All of that small print in those contracts you never quite read, but “accept” with a click has meaning — more meaning than you might expect. A 2011 Supreme Court decision blocked a consumer class action case against AT&T because the plain language of the never-read contract for mobile phone services had two provisions:

  • Any disputes be raised exclusively through the informal mechanism of arbitration, not litigation
  • Claims can only be brought one by one

Justice Scalia, writing for the five-justice majority, upheld the Federal Arbitration Act, which favors arbitration over litigation and rejected claims that inclusion of this limited remedy in contracts is inherently unfair to consumers.

The claim in the AT&T case was a $30 charge for a supposed free cell phone.  As a class action, that $30 charge would multiply and provide an incentive to corporations to play fair with customers. However, although arbitration is free, how many consumers will take the time to use the procedure to recover $30?

Now AT&T Mobility LLC v.
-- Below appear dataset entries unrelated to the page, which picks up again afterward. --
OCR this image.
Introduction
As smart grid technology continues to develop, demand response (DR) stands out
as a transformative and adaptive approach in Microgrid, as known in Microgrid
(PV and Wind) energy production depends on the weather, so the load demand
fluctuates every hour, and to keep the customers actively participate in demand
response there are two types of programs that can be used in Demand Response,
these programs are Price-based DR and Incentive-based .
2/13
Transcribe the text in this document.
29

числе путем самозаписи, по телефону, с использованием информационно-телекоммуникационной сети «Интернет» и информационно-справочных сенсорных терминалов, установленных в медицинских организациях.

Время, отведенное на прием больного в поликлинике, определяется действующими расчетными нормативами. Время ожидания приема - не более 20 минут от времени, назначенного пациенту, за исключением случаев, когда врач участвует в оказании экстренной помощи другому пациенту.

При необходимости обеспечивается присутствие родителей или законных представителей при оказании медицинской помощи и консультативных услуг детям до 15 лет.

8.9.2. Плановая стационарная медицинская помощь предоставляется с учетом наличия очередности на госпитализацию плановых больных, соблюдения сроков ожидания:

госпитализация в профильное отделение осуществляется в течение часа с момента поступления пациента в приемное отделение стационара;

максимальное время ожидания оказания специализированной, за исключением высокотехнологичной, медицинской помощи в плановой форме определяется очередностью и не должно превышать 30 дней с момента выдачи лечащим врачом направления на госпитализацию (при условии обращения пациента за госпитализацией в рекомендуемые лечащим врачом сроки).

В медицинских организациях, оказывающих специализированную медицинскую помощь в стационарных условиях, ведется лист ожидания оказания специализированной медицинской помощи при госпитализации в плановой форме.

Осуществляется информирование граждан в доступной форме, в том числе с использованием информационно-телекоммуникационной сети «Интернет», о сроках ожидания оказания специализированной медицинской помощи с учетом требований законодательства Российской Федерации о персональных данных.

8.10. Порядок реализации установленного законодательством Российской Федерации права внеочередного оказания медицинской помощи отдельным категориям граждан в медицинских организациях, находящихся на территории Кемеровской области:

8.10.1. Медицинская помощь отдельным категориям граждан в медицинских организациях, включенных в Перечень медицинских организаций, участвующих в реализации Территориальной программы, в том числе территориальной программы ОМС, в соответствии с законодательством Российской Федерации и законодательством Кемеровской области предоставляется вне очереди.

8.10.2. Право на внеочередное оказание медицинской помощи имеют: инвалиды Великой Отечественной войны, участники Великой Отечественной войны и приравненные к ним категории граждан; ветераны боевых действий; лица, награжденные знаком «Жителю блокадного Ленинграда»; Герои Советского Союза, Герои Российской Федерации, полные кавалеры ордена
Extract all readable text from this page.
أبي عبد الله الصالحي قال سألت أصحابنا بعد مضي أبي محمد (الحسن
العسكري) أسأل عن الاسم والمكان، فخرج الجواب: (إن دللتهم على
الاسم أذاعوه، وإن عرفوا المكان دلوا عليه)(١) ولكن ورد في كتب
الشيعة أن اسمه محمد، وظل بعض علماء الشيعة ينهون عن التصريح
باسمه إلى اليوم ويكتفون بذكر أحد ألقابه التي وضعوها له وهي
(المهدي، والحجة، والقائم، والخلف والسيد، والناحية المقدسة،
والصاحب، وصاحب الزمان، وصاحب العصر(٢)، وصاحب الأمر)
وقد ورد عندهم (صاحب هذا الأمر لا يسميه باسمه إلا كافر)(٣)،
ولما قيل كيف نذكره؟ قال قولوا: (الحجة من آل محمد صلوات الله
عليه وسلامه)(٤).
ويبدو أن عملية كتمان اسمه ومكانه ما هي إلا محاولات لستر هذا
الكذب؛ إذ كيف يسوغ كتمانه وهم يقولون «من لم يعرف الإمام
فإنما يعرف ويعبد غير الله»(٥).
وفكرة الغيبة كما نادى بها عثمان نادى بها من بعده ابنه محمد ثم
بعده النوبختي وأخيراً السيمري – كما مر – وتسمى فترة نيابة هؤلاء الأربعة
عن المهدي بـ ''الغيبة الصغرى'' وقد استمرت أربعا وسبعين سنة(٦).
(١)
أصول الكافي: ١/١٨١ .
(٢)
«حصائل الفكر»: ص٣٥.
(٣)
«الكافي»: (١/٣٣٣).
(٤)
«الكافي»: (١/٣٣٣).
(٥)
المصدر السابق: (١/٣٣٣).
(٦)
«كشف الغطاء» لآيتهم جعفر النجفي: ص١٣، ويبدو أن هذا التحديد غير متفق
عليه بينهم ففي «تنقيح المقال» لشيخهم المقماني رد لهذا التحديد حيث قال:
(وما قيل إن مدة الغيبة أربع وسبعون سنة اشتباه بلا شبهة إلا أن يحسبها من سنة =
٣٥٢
Concepcion has stopped a former managing director from proceeding with her gender discrimination suit against Goldman Sachs. On March 21, a federal court ruled that the arbitration clause in Lisa Parisi’s employment contract prevented her from proceeding with her Title VII litigation.  According to her employment contract, the way to resolve allegations that the culture of Goldman Sachs was testosterone-charged is arbitration. These allegations included that women at Goldman Sachs were:

  • Passed over for promotions and bonuses
  • Excluded from company social events
  • Subjected to a hostile work environment of sexual banter, hits and even assaults

This decision, celebrated on Wall Street, makes the content of employment contracts more important than ever.